People claiming Universal Credit in Harrogate (February 2019)
Not in Employment: 2,533
In Employment: 2,098
Number of Harrogate’s housing tenants claiming Universal Credit in arrears at the end of the financial year 2018/19:
(These figures have been supplied to the Harrogate Advertiser from Harrogate Borough Council)
Money owed to Harrogate Borough Council in rent arrears from tenants on Universal Credit
Approximately £156,000 was owed at the end of the financial year of 2018/19 by tenants who are, or have been, in receipt of Universal Credit.
(Please note: Not all these arrears are directly attributable to UC and many tenants will have had debts before starting to claim UC.)
Estimated cost to Harrogate Borough Council of the introduction of Universal Credit since its inception
2018/19 – £73,530 plus £50,213 Universal Credit admininstration grant.
2017/18 – £81,750 plus £45,659 in new burdens funding.
2016/17 – £33,000 plus £75,854 UC roll out cost.
UK: National number of Universal Credit claimants in rent arrears and the costs nationally
120,000 Universal Credit claimants are now in rent arrears, owing a combined £84.5m.
(The above figures have been supplied by the JPIMedia Investigations team)
Universal Credit: What it is
When first introduced in just four postcodes in 2013, it was hoped Universal Credit would simplify the system by amalgamating six existing benefits into one payment and support those on benefits into work through top-ups to low wages.
The six benefits amalgamated are: income support, jobseeker’s allowance, employment and support allowance, housing benefit, child tax credit and working tax credit
Universal Credit: Main problems
Online claims: Universal Credit is a digital system and people must claim it online, save for a few exceptional circumstances. Many struggle with this. According to the Government’s own research, nearly half of claimants were unable to register their claim through the website without help.
Five-week wait: Deliberately built into the system is a wait of five weeks before people can get their first Universal Credit payment. If there are any hold-ups with a claim, the wait can be longer. Many claimants have to request to borrow an advance payment, which then has to be paid back through benefit deductions.
Less money for some: The Government had long insisted no-one would be worse off under Universal Credit than old-style benefits, but last October then-Work and Pensions Secretary Esther McVey admitted some would lose money.
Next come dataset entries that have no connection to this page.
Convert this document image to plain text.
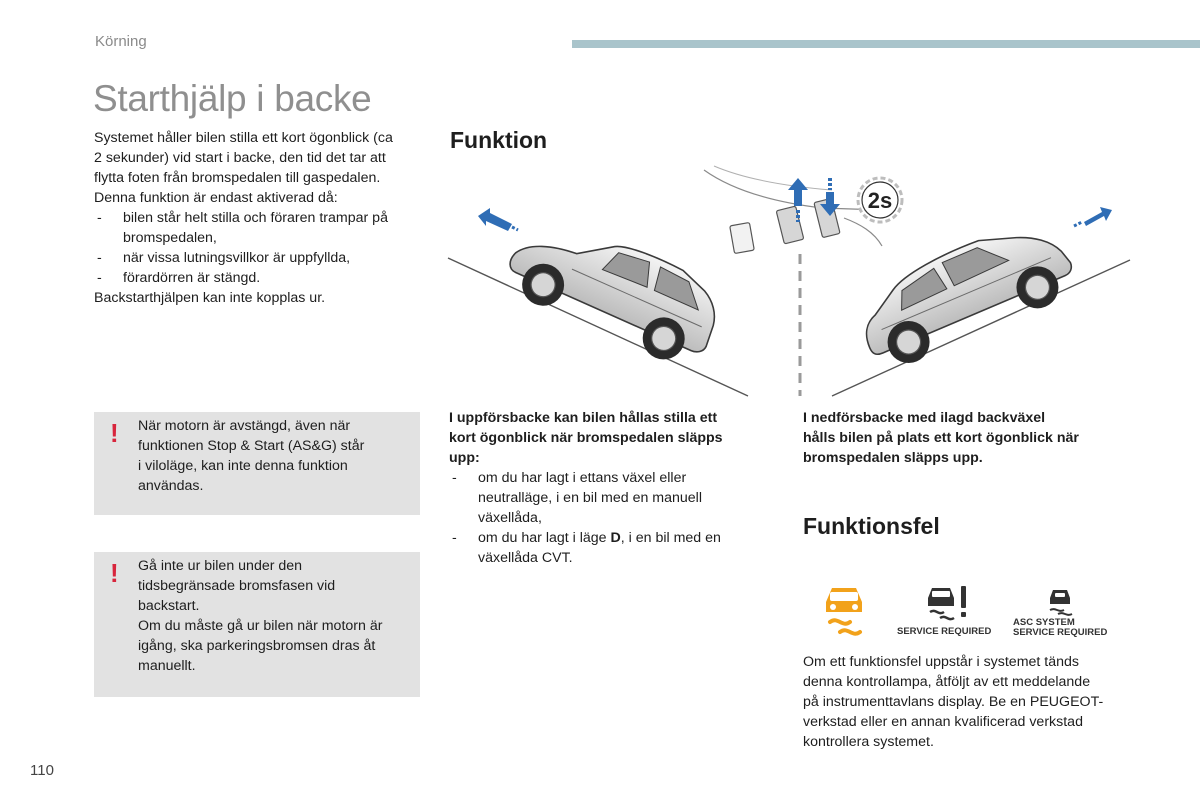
Körning
Starthjälp i backe
Systemet håller bilen stilla ett kort ögonblick (ca
2 sekunder) vid start i backe, den tid det tar att
flytta foten från bromspedalen till gaspedalen.
Denna funktion är endast aktiverad då:
- bilen står helt stilla och föraren trampar på bromspedalen,
- när vissa lutningsvillkor är uppfyllda,
- förardörren är stängd.
Backstarthjälpen kan inte kopplas ur.
! När motorn är avstängd, även när
funktionen Stop & Start (AS&G) står
i viloläge, kan inte denna funktion
användas.
! Gå inte ur bilen under den
tidsbegränsade bromsfasen vid
backstart.
Om du måste gå ur bilen när motorn är
igång, ska parkeringsbromsen dras åt
manuellt.
Funktion
2s
I uppförsbacke kan bilen hållas stilla ett
kort ögonblick när bromspedalen släpps
upp:
- om du har lagt i ettans växel eller neutralläge, i en bil med en manuell växellåda,
- om du har lagt i läge D, i en bil med en växellåda CVT.
I nedförsbacke med ilagd backväxel
hålls bilen på plats ett kort ögonblick när
bromspedalen släpps upp.
Funktionsfel
SERVICE REQUIRED
ASC SYSTEM
SERVICE REQUIRED
Om ett funktionsfel uppstår i systemet tänds
denna kontrollampa, åtföljt av ett meddelande
på instrumenttavlans display. Be en PEUGEOT-
verkstad eller en annan kvalificerad verkstad
kontrollera systemet.
110
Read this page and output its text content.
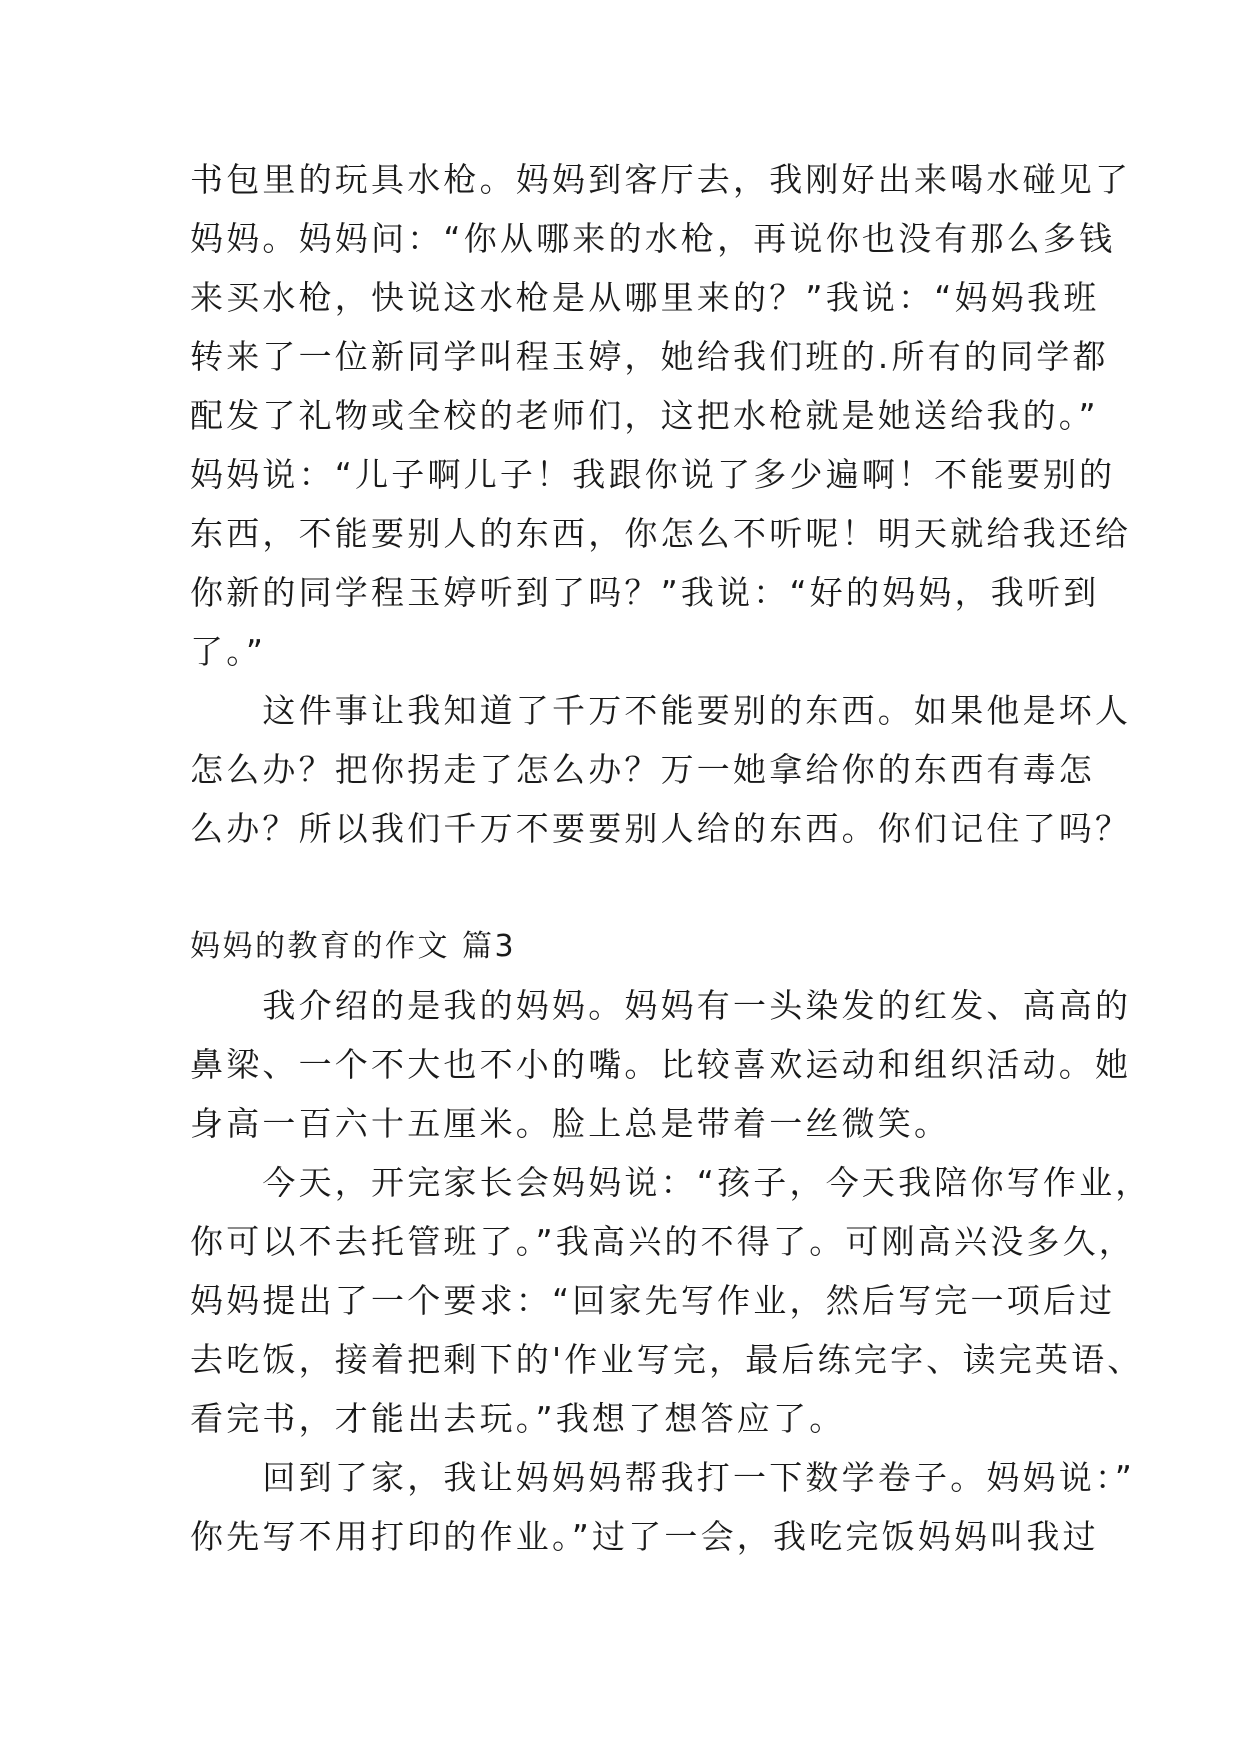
书包里的玩具水枪。妈妈到客厅去，我刚好出来喝水碰见了
妈妈。妈妈问：“你从哪来的水枪，再说你也没有那么多钱
来买水枪，快说这水枪是从哪里来的？”我说：“妈妈我班
转来了一位新同学叫程玉婷，她给我们班的.所有的同学都
配发了礼物或全校的老师们，这把水枪就是她送给我的。”
妈妈说：“儿子啊儿子！我跟你说了多少遍啊！不能要别的
东西，不能要别人的东西，你怎么不听呢！明天就给我还给
你新的同学程玉婷听到了吗？”我说：“好的妈妈，我听到
了。”
　　这件事让我知道了千万不能要别的东西。如果他是坏人
怎么办？把你拐走了怎么办？万一她拿给你的东西有毒怎
么办？所以我们千万不要要别人给的东西。你们记住了吗？
妈妈的教育的作文 篇3
　　我介绍的是我的妈妈。妈妈有一头染发的红发、高高的
鼻梁、一个不大也不小的嘴。比较喜欢运动和组织活动。她
身高一百六十五厘米。脸上总是带着一丝微笑。
　　今天，开完家长会妈妈说：“孩子，今天我陪你写作业，
你可以不去托管班了。”我高兴的不得了。可刚高兴没多久，
妈妈提出了一个要求：“回家先写作业，然后写完一项后过
去吃饭，接着把剩下的'作业写完，最后练完字、读完英语、
看完书，才能出去玩。”我想了想答应了。
　　回到了家，我让妈妈妈帮我打一下数学卷子。妈妈说：”
你先写不用打印的作业。”过了一会，我吃完饭妈妈叫我过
The Institute for Fiscal Studies estimates 1.9m people will lose more than £1,000 in entitlements.
Getting behind with council tax payments: Data obtained from 77 councils shows they were owed £27m from claimants for 2018/19, an average of £355,000 for each local authority.
Growing arrears with council rents: Housing benefit was previously paid directly to landlords, but with Universal Credit it is often been paid to tenants instead.
Helpline issues: More than two million calls to the Government’s Universal Credit helpline have gone unanswered, with the number of abandoned calls growing meaning people are lost in the system without the support they desperately need to claim their benefits.